The effect of the ER and S:F ratio on the concentrations of H2, CO, and CO2 are presented in Figure 3.48a, Figure 3.48b, and Figure 3.48c. At constant ER, higher S:F ratios signify more steam available to react with char to produce CO and H2 (steam char reaction) in the high temperature reducing zone immediately above the combustion zone (i. e. O2 deficient) near the bottom of the bed. The CO produced by the steam reforming reaction reacts with the surplus steam (shift reaction) in the upper zone (reduction) to produce more H2 and CO2; hence, more C atoms contained in the DB result in CO2. It is evident from the graphs of Figure 3.48b that lower ERs

have a lower effect on the CO production compared to higher ERs. Also, the results show that at constant ER, changing the S:F ratio affects the production of H2 more than the production of CO. For instance, at ER = 1.59 changing the S:F from 0.35 to 0.8 increases the production of H2 by 57.5% but decreases the production of CO by only 26.2% (Figs. 3.48a, b). Since the decrease in CO% is less than the increase in H2% then there must be a heterogeneous steam char reaction resulting in production of H2. This is also evident from the lowered Tpeak. Under the operating conditions discussed (1.59 <ER < 6.36 and 0.35 < S:F < 0.80), the CO ranged from ~4.77 to ~ 11.73%, H2 from 13.48 to 25.45%, CO2 from 11 to 25.2%, CH4 from 0.43 to 1.73%, and C2H6 from 0.2 to 0.69%.

3.14.4.2.4 Gas composition results with enriched air and CO2:O2 mixture Figure 3.49 shows the gas composition obtained for enriched air gasification with ER = 2.1. The percentage of carbon dioxide produced increased with increased oxygen percentage due to higher oxygen concentration in the incoming gasification medium. It was accompanied by a decrease in carbon monoxide and an increased production of hydrogen.
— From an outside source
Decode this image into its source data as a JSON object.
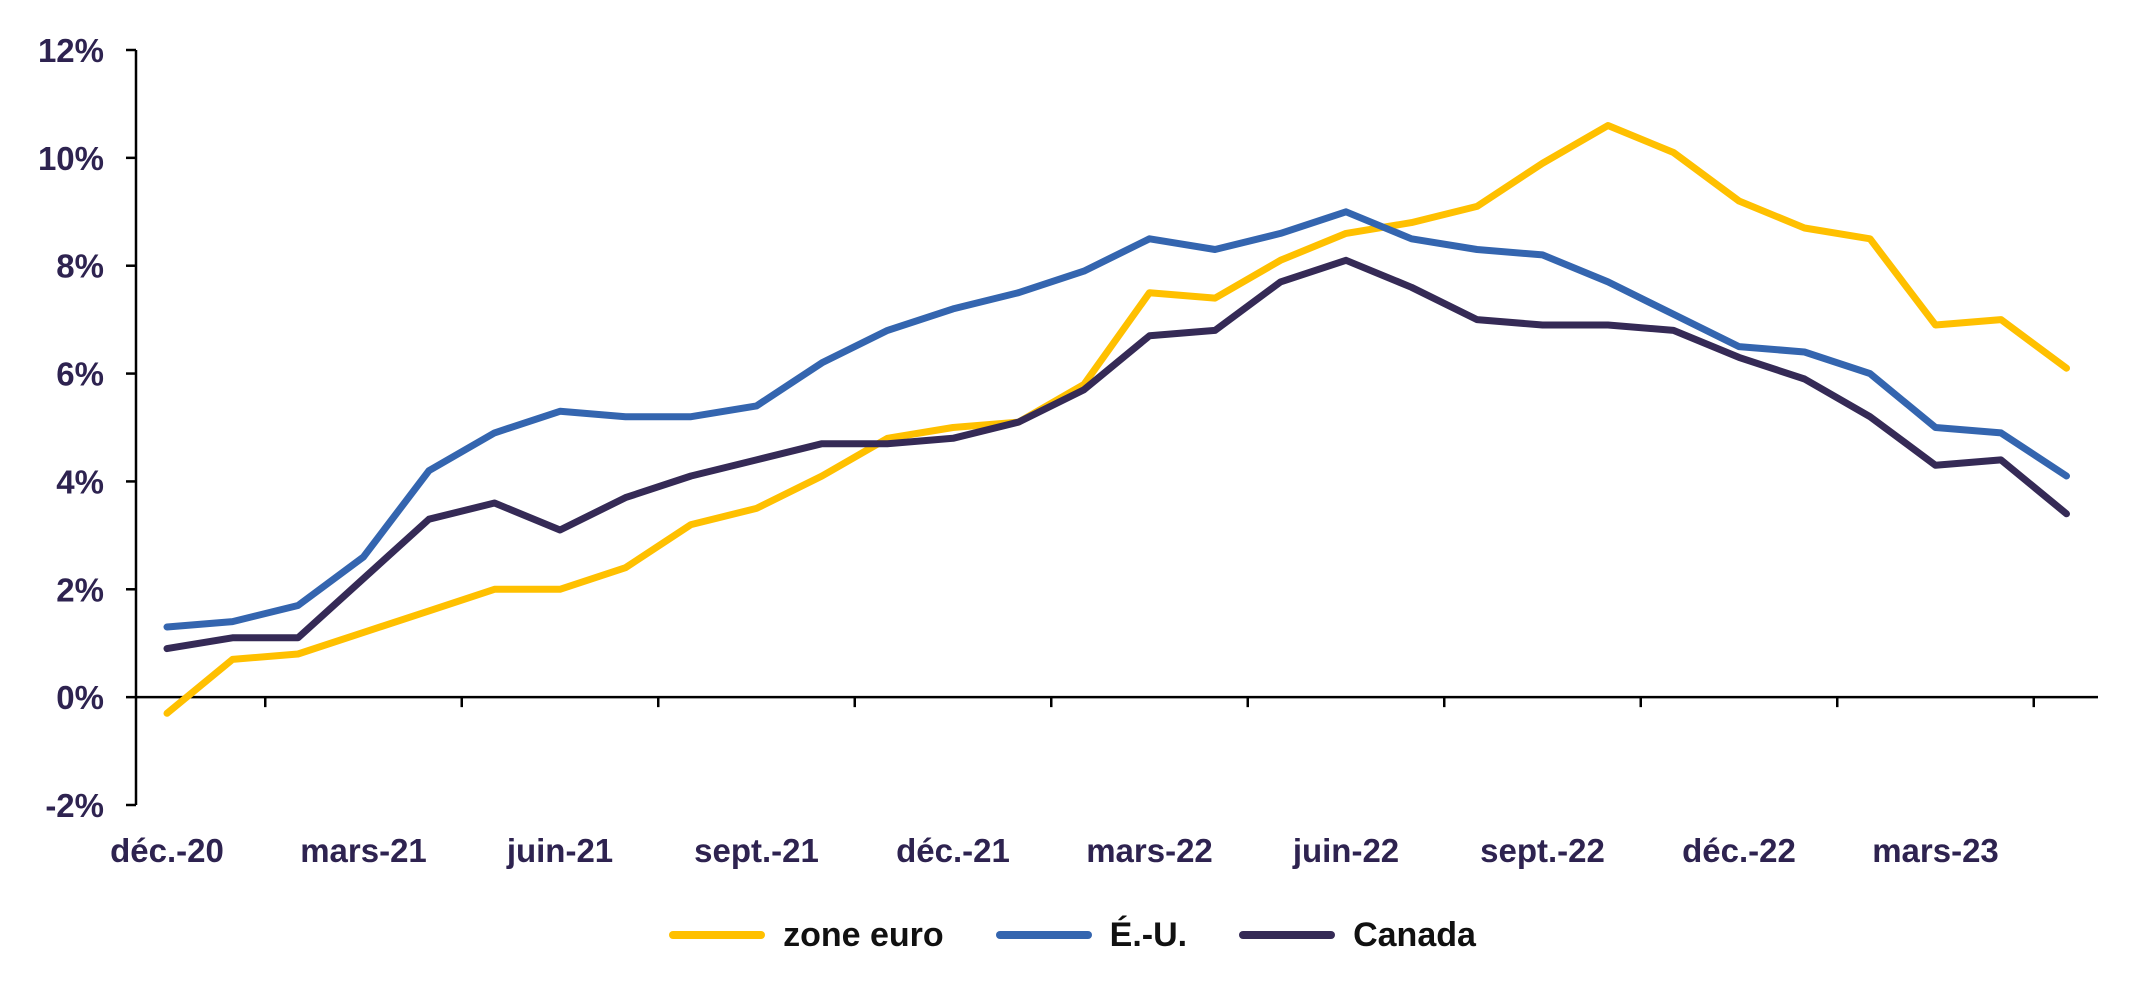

Figure 3.50 shows the comparison between the gas composition at 21% O2 obtained for the gasification with air and carbon dioxide at ER = 4.2.

Since carbon dioxide replaced nitrogen in the air the gases produced during gasification had a higher percentage of carbon dioxide, which possibly includes carbon dioxide produced during gasification as well as the carbon dioxide coming in as the gasifying medium. In addition, the heating value of the gases produced using carbon dioxide as the gasifying medium was higher when compared to that of air gasification having nitrogen.